NGOs gained influence under von der Leyen, while companies lost theirs

NGOs had much more contact with the European Commission under Ursula von der Leyen, compared with her predecessor Jean-Claude Juncker.

Between 2019 and 2024, there were 2,747 meetings between the European Commission and NGOs, 200 more than under Juncker’s presidency, said the German news outlet table.media.


The whole piece is worth reading as a reminder of how NGOs have embedded themselves in EU decision-making processes.


WWF received several grants from the European Commission.
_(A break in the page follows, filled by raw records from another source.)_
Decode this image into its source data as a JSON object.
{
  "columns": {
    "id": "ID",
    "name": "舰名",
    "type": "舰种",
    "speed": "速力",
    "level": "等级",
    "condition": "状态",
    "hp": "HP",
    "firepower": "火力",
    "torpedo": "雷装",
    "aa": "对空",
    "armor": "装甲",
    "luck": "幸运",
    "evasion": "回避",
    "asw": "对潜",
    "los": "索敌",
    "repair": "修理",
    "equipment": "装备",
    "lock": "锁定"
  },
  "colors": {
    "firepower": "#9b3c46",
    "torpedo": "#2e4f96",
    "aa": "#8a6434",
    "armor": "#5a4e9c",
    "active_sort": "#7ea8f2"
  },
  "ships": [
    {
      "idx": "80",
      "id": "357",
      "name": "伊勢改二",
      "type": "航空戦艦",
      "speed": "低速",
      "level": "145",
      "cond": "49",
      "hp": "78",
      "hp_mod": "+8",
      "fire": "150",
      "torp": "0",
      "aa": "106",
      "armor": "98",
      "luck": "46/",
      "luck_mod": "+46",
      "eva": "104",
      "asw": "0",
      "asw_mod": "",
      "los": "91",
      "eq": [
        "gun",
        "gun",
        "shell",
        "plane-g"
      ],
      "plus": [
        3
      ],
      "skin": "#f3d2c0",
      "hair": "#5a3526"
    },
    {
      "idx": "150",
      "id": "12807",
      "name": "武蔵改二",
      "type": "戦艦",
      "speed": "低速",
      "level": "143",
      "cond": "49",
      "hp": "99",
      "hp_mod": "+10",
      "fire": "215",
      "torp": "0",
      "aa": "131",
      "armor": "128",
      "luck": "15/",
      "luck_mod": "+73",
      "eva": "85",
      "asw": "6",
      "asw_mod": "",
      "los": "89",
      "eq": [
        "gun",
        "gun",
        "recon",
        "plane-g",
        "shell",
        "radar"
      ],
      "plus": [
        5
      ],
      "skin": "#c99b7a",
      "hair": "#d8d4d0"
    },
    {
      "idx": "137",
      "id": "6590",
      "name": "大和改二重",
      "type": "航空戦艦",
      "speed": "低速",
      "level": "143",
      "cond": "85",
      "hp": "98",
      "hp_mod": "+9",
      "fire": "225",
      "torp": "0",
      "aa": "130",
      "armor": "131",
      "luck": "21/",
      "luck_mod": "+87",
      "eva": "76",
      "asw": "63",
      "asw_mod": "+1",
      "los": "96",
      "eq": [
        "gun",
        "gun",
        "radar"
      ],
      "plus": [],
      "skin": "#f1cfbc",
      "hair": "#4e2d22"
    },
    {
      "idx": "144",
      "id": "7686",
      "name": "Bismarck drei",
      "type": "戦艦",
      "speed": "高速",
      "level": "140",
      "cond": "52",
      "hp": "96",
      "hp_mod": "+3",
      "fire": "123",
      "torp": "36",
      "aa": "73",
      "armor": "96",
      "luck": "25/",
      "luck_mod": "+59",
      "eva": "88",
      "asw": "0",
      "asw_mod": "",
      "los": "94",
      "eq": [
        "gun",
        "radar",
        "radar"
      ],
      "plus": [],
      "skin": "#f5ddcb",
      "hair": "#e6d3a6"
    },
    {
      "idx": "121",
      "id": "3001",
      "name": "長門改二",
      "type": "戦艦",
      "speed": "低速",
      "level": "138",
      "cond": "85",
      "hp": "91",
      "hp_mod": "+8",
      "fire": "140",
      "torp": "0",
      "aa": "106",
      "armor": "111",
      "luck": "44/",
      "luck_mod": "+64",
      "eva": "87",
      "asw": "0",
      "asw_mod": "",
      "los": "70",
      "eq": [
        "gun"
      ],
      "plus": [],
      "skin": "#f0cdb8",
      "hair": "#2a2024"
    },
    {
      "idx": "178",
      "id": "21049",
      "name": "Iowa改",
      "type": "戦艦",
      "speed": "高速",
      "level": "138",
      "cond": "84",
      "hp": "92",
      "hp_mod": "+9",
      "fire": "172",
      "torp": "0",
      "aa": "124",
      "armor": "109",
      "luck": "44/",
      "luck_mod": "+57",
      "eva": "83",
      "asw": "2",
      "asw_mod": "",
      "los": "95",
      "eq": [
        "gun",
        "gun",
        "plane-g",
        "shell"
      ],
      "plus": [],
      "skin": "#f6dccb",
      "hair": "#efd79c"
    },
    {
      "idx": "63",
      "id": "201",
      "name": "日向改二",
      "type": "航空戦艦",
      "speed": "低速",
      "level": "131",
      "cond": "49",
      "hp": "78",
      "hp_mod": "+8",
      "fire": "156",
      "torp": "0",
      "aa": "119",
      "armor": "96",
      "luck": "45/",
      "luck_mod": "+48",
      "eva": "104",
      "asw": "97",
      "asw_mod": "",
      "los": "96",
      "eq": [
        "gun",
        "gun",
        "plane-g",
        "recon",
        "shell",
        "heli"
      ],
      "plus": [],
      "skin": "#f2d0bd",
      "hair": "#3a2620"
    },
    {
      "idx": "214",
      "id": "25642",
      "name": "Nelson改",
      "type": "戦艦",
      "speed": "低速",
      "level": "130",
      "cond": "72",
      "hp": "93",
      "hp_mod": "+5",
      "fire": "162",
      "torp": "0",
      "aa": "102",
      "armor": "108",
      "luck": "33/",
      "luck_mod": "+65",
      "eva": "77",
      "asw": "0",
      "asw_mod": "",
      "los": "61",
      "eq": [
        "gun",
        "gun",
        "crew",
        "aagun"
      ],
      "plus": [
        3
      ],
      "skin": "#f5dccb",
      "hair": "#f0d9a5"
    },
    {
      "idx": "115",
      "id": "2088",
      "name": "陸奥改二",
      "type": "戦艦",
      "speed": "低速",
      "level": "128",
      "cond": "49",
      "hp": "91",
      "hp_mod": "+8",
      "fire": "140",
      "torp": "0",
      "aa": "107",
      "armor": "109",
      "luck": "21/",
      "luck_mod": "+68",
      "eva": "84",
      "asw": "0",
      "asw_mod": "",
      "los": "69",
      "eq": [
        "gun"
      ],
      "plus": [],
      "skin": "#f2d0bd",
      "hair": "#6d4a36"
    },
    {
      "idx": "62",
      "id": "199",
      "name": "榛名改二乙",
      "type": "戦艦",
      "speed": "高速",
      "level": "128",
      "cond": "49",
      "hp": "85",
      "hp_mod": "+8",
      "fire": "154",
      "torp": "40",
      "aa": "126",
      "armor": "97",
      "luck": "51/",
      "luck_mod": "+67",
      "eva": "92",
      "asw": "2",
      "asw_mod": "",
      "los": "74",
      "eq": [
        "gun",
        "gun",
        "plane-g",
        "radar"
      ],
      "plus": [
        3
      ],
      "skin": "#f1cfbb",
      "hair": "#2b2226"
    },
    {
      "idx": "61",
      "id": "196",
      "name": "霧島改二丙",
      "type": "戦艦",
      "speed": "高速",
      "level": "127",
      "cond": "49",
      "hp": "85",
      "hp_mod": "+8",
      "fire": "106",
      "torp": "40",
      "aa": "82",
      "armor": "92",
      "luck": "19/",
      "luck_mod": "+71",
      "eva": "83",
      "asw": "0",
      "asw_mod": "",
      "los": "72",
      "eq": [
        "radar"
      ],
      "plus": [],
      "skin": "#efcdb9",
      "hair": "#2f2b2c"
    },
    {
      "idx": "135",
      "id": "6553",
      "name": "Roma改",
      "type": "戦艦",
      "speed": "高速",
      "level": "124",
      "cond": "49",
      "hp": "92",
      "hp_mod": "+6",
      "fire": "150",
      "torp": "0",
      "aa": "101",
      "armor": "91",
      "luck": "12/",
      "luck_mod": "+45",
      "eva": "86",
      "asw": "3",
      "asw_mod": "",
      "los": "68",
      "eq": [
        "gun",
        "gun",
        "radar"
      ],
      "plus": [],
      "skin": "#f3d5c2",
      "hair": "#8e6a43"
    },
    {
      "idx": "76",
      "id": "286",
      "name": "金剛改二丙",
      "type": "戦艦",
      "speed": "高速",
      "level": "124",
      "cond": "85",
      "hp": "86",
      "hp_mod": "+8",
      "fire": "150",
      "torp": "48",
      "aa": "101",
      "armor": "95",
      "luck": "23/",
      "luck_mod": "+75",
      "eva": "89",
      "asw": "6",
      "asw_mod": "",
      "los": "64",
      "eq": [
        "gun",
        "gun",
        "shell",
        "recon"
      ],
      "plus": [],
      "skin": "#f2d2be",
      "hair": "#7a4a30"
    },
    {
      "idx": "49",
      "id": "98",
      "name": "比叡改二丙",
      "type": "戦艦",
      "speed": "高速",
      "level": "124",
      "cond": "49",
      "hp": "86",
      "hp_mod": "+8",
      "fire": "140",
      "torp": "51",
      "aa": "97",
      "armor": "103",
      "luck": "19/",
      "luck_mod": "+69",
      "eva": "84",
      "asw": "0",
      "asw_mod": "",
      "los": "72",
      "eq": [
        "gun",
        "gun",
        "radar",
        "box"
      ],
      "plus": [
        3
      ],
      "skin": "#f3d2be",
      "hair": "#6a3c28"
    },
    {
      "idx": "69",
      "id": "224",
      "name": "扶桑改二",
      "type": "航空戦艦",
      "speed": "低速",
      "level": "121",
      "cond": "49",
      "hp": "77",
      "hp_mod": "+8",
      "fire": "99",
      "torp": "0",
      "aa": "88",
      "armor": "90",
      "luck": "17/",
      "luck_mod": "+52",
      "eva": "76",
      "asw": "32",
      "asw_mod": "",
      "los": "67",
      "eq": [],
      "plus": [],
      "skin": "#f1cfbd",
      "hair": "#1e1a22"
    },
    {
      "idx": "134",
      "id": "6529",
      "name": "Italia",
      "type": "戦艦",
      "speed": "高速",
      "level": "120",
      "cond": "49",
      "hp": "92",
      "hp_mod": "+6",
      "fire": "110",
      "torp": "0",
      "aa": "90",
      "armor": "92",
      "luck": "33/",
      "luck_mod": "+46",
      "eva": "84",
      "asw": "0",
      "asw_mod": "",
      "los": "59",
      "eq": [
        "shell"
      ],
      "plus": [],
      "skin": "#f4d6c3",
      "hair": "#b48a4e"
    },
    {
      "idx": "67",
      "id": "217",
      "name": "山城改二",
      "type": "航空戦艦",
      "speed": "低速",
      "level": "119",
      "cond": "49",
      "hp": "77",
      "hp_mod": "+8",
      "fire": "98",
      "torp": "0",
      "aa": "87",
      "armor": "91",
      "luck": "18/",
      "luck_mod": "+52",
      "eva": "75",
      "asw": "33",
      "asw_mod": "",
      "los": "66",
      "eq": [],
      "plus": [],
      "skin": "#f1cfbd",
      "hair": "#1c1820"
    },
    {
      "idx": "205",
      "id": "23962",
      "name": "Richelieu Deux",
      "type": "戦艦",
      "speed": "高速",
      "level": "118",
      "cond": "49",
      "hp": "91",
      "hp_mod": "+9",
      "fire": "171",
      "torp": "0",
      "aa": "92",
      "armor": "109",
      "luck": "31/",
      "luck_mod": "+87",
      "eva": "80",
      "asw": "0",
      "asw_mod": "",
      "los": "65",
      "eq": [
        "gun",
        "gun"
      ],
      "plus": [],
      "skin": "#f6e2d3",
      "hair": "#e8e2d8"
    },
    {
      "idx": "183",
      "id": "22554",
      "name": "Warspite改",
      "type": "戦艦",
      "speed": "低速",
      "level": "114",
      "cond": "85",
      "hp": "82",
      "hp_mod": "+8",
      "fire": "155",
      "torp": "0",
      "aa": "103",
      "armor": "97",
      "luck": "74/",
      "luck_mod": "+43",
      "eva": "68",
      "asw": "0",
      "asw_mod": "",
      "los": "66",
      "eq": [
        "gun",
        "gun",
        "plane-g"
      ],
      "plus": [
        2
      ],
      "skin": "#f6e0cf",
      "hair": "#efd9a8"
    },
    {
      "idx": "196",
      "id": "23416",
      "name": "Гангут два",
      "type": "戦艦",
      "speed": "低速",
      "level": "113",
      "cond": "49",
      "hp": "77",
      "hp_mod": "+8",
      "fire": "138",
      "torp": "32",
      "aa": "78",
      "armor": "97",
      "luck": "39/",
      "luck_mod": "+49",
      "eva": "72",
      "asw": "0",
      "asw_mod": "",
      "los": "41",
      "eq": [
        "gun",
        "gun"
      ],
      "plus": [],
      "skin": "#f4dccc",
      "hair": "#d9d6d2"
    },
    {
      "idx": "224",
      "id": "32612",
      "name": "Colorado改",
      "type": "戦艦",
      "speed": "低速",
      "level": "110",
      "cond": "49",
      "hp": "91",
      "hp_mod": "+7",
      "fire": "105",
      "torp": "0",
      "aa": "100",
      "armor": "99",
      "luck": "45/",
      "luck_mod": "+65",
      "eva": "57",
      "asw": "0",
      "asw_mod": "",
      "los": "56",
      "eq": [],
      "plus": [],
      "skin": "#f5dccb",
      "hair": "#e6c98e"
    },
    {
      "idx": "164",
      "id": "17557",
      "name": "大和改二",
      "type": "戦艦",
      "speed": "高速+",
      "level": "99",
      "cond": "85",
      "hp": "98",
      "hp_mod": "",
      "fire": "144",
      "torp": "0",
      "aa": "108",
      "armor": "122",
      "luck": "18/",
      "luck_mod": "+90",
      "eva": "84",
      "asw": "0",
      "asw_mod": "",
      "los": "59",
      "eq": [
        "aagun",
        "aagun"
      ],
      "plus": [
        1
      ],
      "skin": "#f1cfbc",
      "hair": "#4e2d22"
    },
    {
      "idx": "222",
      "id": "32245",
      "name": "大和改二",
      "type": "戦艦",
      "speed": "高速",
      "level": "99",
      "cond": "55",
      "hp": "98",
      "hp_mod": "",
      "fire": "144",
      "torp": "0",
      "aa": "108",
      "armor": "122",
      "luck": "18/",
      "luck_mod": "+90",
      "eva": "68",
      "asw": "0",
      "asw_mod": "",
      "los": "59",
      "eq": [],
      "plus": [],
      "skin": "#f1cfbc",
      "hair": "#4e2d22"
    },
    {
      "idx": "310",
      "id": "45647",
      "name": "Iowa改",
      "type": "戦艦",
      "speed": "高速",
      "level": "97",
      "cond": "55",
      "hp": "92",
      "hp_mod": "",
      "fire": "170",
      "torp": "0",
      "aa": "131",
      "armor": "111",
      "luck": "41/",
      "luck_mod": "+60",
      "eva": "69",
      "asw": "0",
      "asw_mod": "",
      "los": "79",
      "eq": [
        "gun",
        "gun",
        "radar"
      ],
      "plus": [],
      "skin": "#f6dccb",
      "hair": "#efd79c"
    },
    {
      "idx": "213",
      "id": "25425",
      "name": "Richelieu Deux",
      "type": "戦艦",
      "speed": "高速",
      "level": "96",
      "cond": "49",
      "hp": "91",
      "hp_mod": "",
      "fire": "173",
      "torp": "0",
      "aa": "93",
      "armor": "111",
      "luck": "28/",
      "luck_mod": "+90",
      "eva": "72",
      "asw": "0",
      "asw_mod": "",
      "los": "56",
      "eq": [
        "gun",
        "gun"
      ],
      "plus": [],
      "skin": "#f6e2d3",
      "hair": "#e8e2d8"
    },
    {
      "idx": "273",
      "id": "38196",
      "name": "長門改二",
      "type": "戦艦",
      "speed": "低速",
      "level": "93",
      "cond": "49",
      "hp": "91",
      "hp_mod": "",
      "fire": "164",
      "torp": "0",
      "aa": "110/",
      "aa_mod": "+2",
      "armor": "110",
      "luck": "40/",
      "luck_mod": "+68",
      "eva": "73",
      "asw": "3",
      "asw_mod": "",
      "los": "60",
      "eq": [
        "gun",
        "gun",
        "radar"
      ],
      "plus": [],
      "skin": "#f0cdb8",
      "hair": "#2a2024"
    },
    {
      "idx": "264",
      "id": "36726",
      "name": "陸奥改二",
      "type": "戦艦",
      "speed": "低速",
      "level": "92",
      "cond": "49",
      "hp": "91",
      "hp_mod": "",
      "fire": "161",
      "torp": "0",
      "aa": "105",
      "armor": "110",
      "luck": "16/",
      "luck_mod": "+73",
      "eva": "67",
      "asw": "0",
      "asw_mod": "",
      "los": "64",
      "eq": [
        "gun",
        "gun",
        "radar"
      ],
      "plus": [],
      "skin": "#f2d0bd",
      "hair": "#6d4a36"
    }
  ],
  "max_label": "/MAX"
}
For example, WWF’s European Policy Office received €625,000 for a programme.

According to WWF’s own annual report, it received €1,296,249 from the European Union & Public Sector Partnership (PSP) in 2023 alone.

Transport & Environment (or T&E), which advocates for a zero-emission transport and energy system, successfully pushed the EU to end sales of new combustion engine cars and vans by 2035.

Many car industry members regard the move as a death blow to the German car industry.


1 comment:

Sam Vega said...

The EU has a clear choice here. It can listen to businesses, with their practical knowledge of what the customer wants, how to produce it, and how to deliver it; or it can listen to another organisation. No other organisation will have as clear an understanding of what the customer wants, as their jobs don't depend on it. No other organisation actually makes or distributes what the business does. In addition, it seems very likely that NGOs will have a distorted ideological view of what is going on. This seems to be about Hayek's point that prices communicate information.

Either Fond of Lyin' is an idiot, or she is revealing her long-term communist plan.